Q: What are some things businesses often overlook when developing a plan to protect their sensitive data? I agree about mobile devices. People generally don't think about the computing power typically available on a mobile device or the amount of data that can be compromised if such a device is lost, stolen or hacked. Because society tends to rely on mobile devices for convenience both personally and professionally, users often want to compromise security of these devices for convenience. Businesses should always make an assessment between the business risk and convenience of their users, but it is important that the choices about mobile device security be well considered and not driven by the latest features available in technology. Possibilities to consider are password protection, two-factor authentication, encryption, ability to remote wipe a device, and lost device locator options.

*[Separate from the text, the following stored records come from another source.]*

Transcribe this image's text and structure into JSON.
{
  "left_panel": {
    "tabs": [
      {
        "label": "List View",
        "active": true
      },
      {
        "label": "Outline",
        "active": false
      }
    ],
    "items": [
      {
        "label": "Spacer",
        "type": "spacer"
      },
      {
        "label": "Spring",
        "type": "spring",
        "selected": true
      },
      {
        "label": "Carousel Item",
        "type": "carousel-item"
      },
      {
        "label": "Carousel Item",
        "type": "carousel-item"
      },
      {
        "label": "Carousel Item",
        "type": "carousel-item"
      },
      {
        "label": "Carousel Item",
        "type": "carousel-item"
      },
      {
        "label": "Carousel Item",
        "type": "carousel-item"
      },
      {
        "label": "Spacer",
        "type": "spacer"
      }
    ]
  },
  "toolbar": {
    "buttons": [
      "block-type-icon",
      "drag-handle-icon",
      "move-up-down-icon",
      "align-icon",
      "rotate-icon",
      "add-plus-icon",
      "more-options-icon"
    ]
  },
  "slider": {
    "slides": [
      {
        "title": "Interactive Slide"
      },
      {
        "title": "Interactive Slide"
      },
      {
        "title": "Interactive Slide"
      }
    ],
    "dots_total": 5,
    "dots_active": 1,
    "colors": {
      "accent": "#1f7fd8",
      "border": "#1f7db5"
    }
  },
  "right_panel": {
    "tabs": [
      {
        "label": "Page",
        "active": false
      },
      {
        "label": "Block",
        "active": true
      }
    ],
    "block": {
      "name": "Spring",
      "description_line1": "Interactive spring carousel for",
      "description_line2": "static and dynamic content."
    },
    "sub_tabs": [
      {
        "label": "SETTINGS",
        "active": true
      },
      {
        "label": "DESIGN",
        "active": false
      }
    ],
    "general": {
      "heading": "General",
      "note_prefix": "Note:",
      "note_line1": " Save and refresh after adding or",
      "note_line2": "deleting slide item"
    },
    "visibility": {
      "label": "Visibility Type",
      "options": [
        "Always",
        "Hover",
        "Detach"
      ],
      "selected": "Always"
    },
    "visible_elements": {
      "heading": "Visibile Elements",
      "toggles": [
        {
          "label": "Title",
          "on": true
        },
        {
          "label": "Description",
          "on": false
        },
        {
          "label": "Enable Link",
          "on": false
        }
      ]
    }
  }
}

Q: What are some good components of an emergency plan as it pertains to cyber security and protecting/backing up data? While it is technically possible to have systems that provide completely redundant, realtime business continuity, that is not cost effective for most businesses, particularly small to medium size businesses. Each business needs to consider the aspect of their business that would be critical to continued business operations in the event of a data incident, a natural disaster, or similar occurrence that makes the primary systems unavailable for some reason. The key is to identify those critical items, find ways to ensure they are available in a reasonable time through a secondary source, and to prioritize other systems and determine how you would go about retrieving that functionality and/or which vendors will handle this function for you.
Q: What options are available to train employees about the importance of cyber security? You can prepare basic training on your own with a little time on the Internet. The FTC, NIST and the SBA as well as several other sources all provide good materials for educating yourself and your employees about the risks for small businesses. For larger companies that have the resources, there are vendors who will conduct cyber awareness, planning and/or incident response training as well as provide follow-up assessments and testing. This is one area where there is no shortage of information, and any additional knowledge you can give your employees about how to avoid breaches can have a direct impact on your chances of catching an intrusion before there is any damage, or limiting the damage once an intrusion has occurred. In either case, your cyber legal counsel can assist in identifying training materials or providers and can often even provide the training assistance.